On the other hand, Mozilla does allow iframe and script execution:
data: urls inheriting the origin of their referrer allows them to be used to generate or window content with which the parent can interact. Gecko has always done it this way (and we've got a lot of security checks scattered around that have to worry about it).
Safari and Chromium sandbox data URI execution, effectively treating them as cross domain requests.
We currently mark data: URIs as having no access to any other origins including other data: URIs.
The HTML5 specification states:
If a Document or image was generated from a data: URL that was returned as the location of an HTTP redirect (or equivalent in other protocols)
The origin is the origin of the URL that redirected to the data: URL.
If a Document or image was generated from a data: URL found in another Document or in a script
The origin is an alias to the origin specified by the incumbent settings object when the navigate algorithm was invoked, or, if no script was involved, of the node document of the element that initiated the navigation to that URL.
If a Document or image was obtained in some other manner (e.g. a data: URL typed in by the user, a Document created using the createDocument() API, a data: URL returned as the location of an HTTP redirect, etc)

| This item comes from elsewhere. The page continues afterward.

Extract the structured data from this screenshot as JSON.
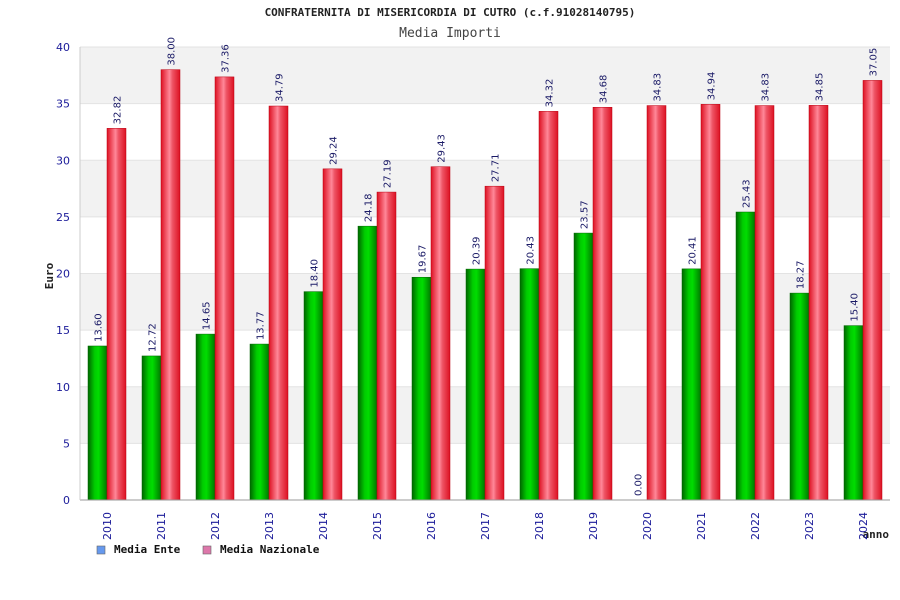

The origin is a globally unique identifier assigned when the Document or image is created.
And the RFC6454 adds:
A URI is not necessarily same-origin with itself. For example, a data URI [RFC2397] is not same-origin with itself because data URIs do not use a server-based naming authority and therefore have globally unique identifiers as origins.
The CSSHTTPRequest library uses data URIs to do cross-site GET requests, but that is the most it can do across all browsers.